31º Domingo do Tempo Comum (Ano B)
Marcos 12,28-32: “Escuta, Israel!”
Dar um coração à lei!
Já passaram três dias desde a chegada a Jerusalém. No
domingo passado, percorremos o último trecho da estrada, subindo de
Jericó na companhia dos Doze e da multidão de peregrinos. Entre eles
estava Bartimeu, o cego de Jericó que Jesus curou, símbolo de todos
nós.
O Senhor passa os últimos dias da sua vida entre o Templo e Betânia, uma
aldeia na periferia da cidade. Durante o dia, permanece no Templo, onde
ensina o povo que o escuta de bom grado (11,18). À noite, com os seus,
retira-se para Betânia, como hóspede de amigos.
Estamos no terceiro dia da sua estadia na cidade santa, o
destino final do seu ministério. Este dia é particularmente intenso e
começa com um sinal: a figueira seca desde as raízes (11,20-26), símbolo
de uma vida estéril e do poder da oração. No Templo, Jesus confronta-se
com os chefes religiosos, que contestam a sua autoridade para ensinar
naquele lugar (11,27-33). A eles, Jesus conta a parábola dos vinhateiros
homicidas (12,1-12). O destino de Jesus já está traçado: as autoridades
decidiram eliminá-lo e só procuram a ocasião e um pretexto. Segue-se,
então, uma série de armadilhas para o colocar em dificuldade: primeiro
sobre o tributo a César (12,13-17) e depois sobre a ressurreição dos
mortos (12,18-27). Este é o contexto do trecho do Evangelho de hoje.
Pontos para reflexão
1. Perdidos no labirinto das leis
“Aproximou-se de Jesus um escriba e perguntou-Lhe: ‘Qual é o primeiro de todos os mandamentos?’”

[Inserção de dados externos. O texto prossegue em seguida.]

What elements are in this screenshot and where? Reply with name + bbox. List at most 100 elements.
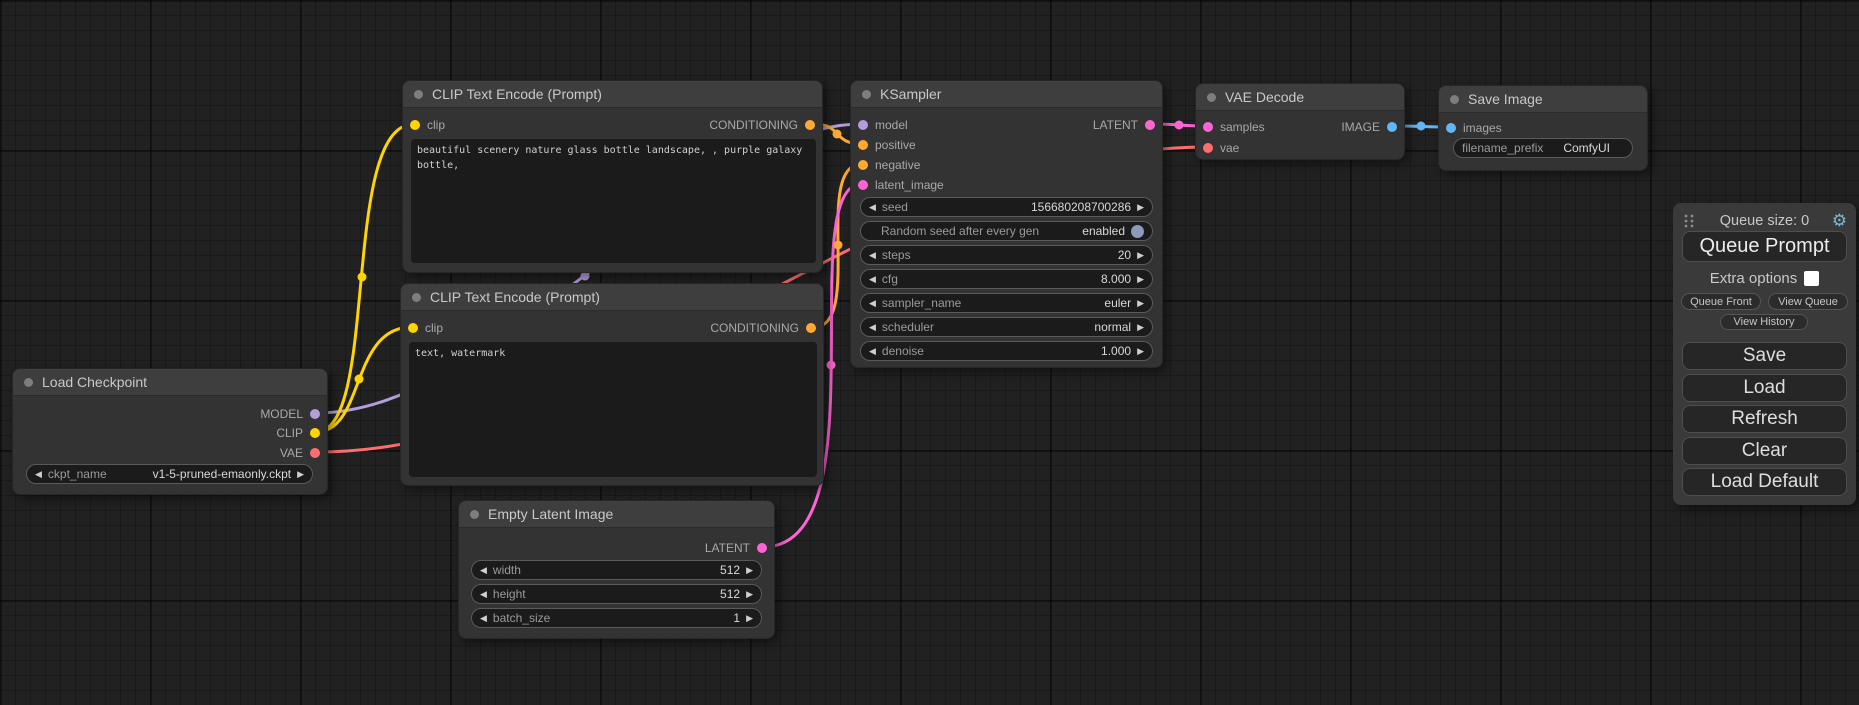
- widget-batch-size[interactable]: ◀ batch_size 1 ▶: [471, 608, 762, 628]
- widget-seed[interactable]: ◀ seed 156680208700286 ▶: [860, 197, 1153, 217]
- decrement-arrow-icon[interactable]: ◀: [869, 246, 876, 264]
- widget-scheduler[interactable]: ◀ scheduler normal ▶: [860, 317, 1153, 337]
- collapse-dot-icon[interactable]: [1207, 93, 1216, 102]
- decrement-arrow-icon[interactable]: ◀: [35, 465, 42, 483]
- gear-icon[interactable]: ⚙: [1832, 211, 1847, 231]
- widget-height[interactable]: ◀ height 512 ▶: [471, 584, 762, 604]
- port-dot-clip[interactable]: [408, 323, 418, 333]
- widget-sampler-name[interactable]: ◀ sampler_name euler ▶: [860, 293, 1153, 313]
- node-clip-text-encode-negative[interactable]: CLIP Text Encode (Prompt) clip CONDITION…: [400, 283, 824, 486]
- output-port-conditioning[interactable]: CONDITIONING: [709, 117, 822, 133]
- increment-arrow-icon[interactable]: ▶: [1137, 246, 1144, 264]
- node-ksampler[interactable]: KSampler model positive negative latent_…: [850, 80, 1163, 368]
- decrement-arrow-icon[interactable]: ◀: [869, 342, 876, 360]
- output-port-image[interactable]: IMAGE: [1341, 119, 1404, 135]
- node-title-bar[interactable]: VAE Decode: [1196, 84, 1404, 111]
- node-vae-decode[interactable]: VAE Decode samples vae IMAGE: [1195, 83, 1405, 160]
- port-dot-model[interactable]: [858, 120, 868, 130]
- widget-filename-prefix[interactable]: filename_prefix ComfyUI: [1453, 138, 1633, 158]
- node-save-image[interactable]: Save Image images filename_prefix ComfyU…: [1438, 85, 1648, 171]
- extra-options-checkbox[interactable]: [1804, 271, 1819, 286]
- port-dot-conditioning[interactable]: [806, 323, 816, 333]
- output-port-clip[interactable]: CLIP: [276, 425, 327, 441]
- input-port-positive[interactable]: positive: [851, 137, 916, 153]
- load-button[interactable]: Load: [1682, 374, 1847, 402]
- node-title-bar[interactable]: Empty Latent Image: [459, 501, 774, 528]
- input-port-images[interactable]: images: [1439, 120, 1502, 136]
- refresh-button[interactable]: Refresh: [1682, 405, 1847, 433]
- node-graph-canvas[interactable]: Load Checkpoint MODEL CLIP VAE ◀ ckpt_na…: [0, 0, 1859, 705]
- queue-panel[interactable]: Queue size: 0 ⚙ Queue Prompt Extra optio…: [1673, 203, 1856, 505]
- decrement-arrow-icon[interactable]: ◀: [869, 270, 876, 288]
- collapse-dot-icon[interactable]: [470, 510, 479, 519]
- increment-arrow-icon[interactable]: ▶: [746, 585, 753, 603]
- view-history-button[interactable]: View History: [1720, 314, 1808, 330]
- collapse-dot-icon[interactable]: [412, 293, 421, 302]
- increment-arrow-icon[interactable]: ▶: [297, 465, 304, 483]
- port-dot-image[interactable]: [1446, 123, 1456, 133]
- prompt-textarea[interactable]: text, watermark: [409, 342, 817, 477]
- port-dot-latent[interactable]: [858, 180, 868, 190]
- output-port-model[interactable]: MODEL: [260, 406, 327, 422]
- port-dot-vae[interactable]: [310, 448, 320, 458]
- port-dot-clip[interactable]: [410, 120, 420, 130]
- input-port-clip[interactable]: clip: [403, 117, 445, 133]
- collapse-dot-icon[interactable]: [862, 90, 871, 99]
- node-title-bar[interactable]: Save Image: [1439, 86, 1647, 113]
- widget-width[interactable]: ◀ width 512 ▶: [471, 560, 762, 580]
- widget-cfg[interactable]: ◀ cfg 8.000 ▶: [860, 269, 1153, 289]
- decrement-arrow-icon[interactable]: ◀: [480, 609, 487, 627]
- view-queue-button[interactable]: View Queue: [1768, 293, 1848, 310]
- decrement-arrow-icon[interactable]: ◀: [480, 561, 487, 579]
- widget-denoise[interactable]: ◀ denoise 1.000 ▶: [860, 341, 1153, 361]
- port-dot-vae[interactable]: [1203, 143, 1213, 153]
- node-title-bar[interactable]: KSampler: [851, 81, 1162, 108]
- port-dot-latent[interactable]: [757, 543, 767, 553]
- output-port-latent[interactable]: LATENT: [1093, 117, 1162, 133]
- increment-arrow-icon[interactable]: ▶: [746, 561, 753, 579]
- decrement-arrow-icon[interactable]: ◀: [869, 198, 876, 216]
- collapse-dot-icon[interactable]: [24, 378, 33, 387]
- port-dot-conditioning[interactable]: [858, 160, 868, 170]
- toggle-enabled-icon[interactable]: [1131, 225, 1144, 238]
- node-title-bar[interactable]: CLIP Text Encode (Prompt): [401, 284, 823, 311]
- node-empty-latent-image[interactable]: Empty Latent Image LATENT ◀ width 512 ▶ …: [458, 500, 775, 639]
- widget-steps[interactable]: ◀ steps 20 ▶: [860, 245, 1153, 265]
- clear-button[interactable]: Clear: [1682, 437, 1847, 465]
- port-dot-latent[interactable]: [1145, 120, 1155, 130]
- decrement-arrow-icon[interactable]: ◀: [869, 294, 876, 312]
- increment-arrow-icon[interactable]: ▶: [746, 609, 753, 627]
- port-dot-clip[interactable]: [310, 428, 320, 438]
- collapse-dot-icon[interactable]: [1450, 95, 1459, 104]
- input-port-vae[interactable]: vae: [1196, 140, 1239, 156]
- decrement-arrow-icon[interactable]: ◀: [480, 585, 487, 603]
- drag-handle-icon[interactable]: [1684, 214, 1694, 228]
- output-port-latent[interactable]: LATENT: [705, 540, 774, 556]
- input-port-samples[interactable]: samples: [1196, 119, 1265, 135]
- increment-arrow-icon[interactable]: ▶: [1137, 198, 1144, 216]
- load-default-button[interactable]: Load Default: [1682, 468, 1847, 496]
- queue-front-button[interactable]: Queue Front: [1681, 293, 1761, 310]
- node-load-checkpoint[interactable]: Load Checkpoint MODEL CLIP VAE ◀ ckpt_na…: [12, 368, 328, 495]
- output-port-vae[interactable]: VAE: [280, 445, 327, 461]
- input-port-model[interactable]: model: [851, 117, 908, 133]
- queue-prompt-button[interactable]: Queue Prompt: [1682, 231, 1847, 262]
- input-port-latent-image[interactable]: latent_image: [851, 177, 944, 193]
- decrement-arrow-icon[interactable]: ◀: [869, 318, 876, 336]
- save-button[interactable]: Save: [1682, 342, 1847, 370]
- port-dot-conditioning[interactable]: [858, 140, 868, 150]
- increment-arrow-icon[interactable]: ▶: [1137, 270, 1144, 288]
- node-title-bar[interactable]: Load Checkpoint: [13, 369, 327, 396]
- node-title-bar[interactable]: CLIP Text Encode (Prompt): [403, 81, 822, 108]
- port-dot-image[interactable]: [1387, 122, 1397, 132]
- increment-arrow-icon[interactable]: ▶: [1137, 318, 1144, 336]
- port-dot-conditioning[interactable]: [805, 120, 815, 130]
- increment-arrow-icon[interactable]: ▶: [1137, 294, 1144, 312]
- input-port-negative[interactable]: negative: [851, 157, 920, 173]
- input-port-clip[interactable]: clip: [401, 320, 443, 336]
- port-dot-latent[interactable]: [1203, 122, 1213, 132]
- widget-ckpt-name[interactable]: ◀ ckpt_name v1-5-pruned-emaonly.ckpt ▶: [26, 464, 313, 484]
- node-clip-text-encode-positive[interactable]: CLIP Text Encode (Prompt) clip CONDITION…: [402, 80, 823, 273]
- port-dot-model[interactable]: [310, 409, 320, 419]
- collapse-dot-icon[interactable]: [414, 90, 423, 99]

Segundo Mateus e Lucas, este doutor da Lei também queria pôr Jesus à prova (Mateus
22,35; Lucas 10,25). Qual era, neste caso, a armadilha? Para a
mentalidade comum da época, o grande mandamento era o terceiro do
Decálogo: a observância do sábado, pois o próprio Deus o tinha observado
após o “trabalho” da criação (Génesis 2,2). Os adversários esperavam
que Jesus respondesse assim, para o acusarem: “Então, por que tu e os
teus discípulos não respeitam o sábado?”.
Para o evangelista Marcos, porém, a pergunta do escriba era sincera e pertinente.
Com a intenção de regular toda a vida segundo a lei de Deus, os rabinos
tinham identificado 613 preceitos na Torá (Pentateuco), além dos dez
mandamentos: 365 negativos (proibições, correspondentes aos dias do ano
solar) e 248 positivos (prescrições, correspondentes aos órgãos do corpo
humano, segundo a crença da época). Um verdadeiro labirinto! Num
emaranhado de leis como este, sentia-se a necessidade de discernir o que
era verdadeiramente essencial.
2. O amor é a lei!
“Jesus
respondeu: O primeiro é este: ‘Escuta, Israel: O Senhor nosso Deus é o
único Senhor. Amarás o Senhor, teu Deus, com todo o teu coração, com
toda a tua alma, com todo o teu entendimento e com todas as tuas forças’”.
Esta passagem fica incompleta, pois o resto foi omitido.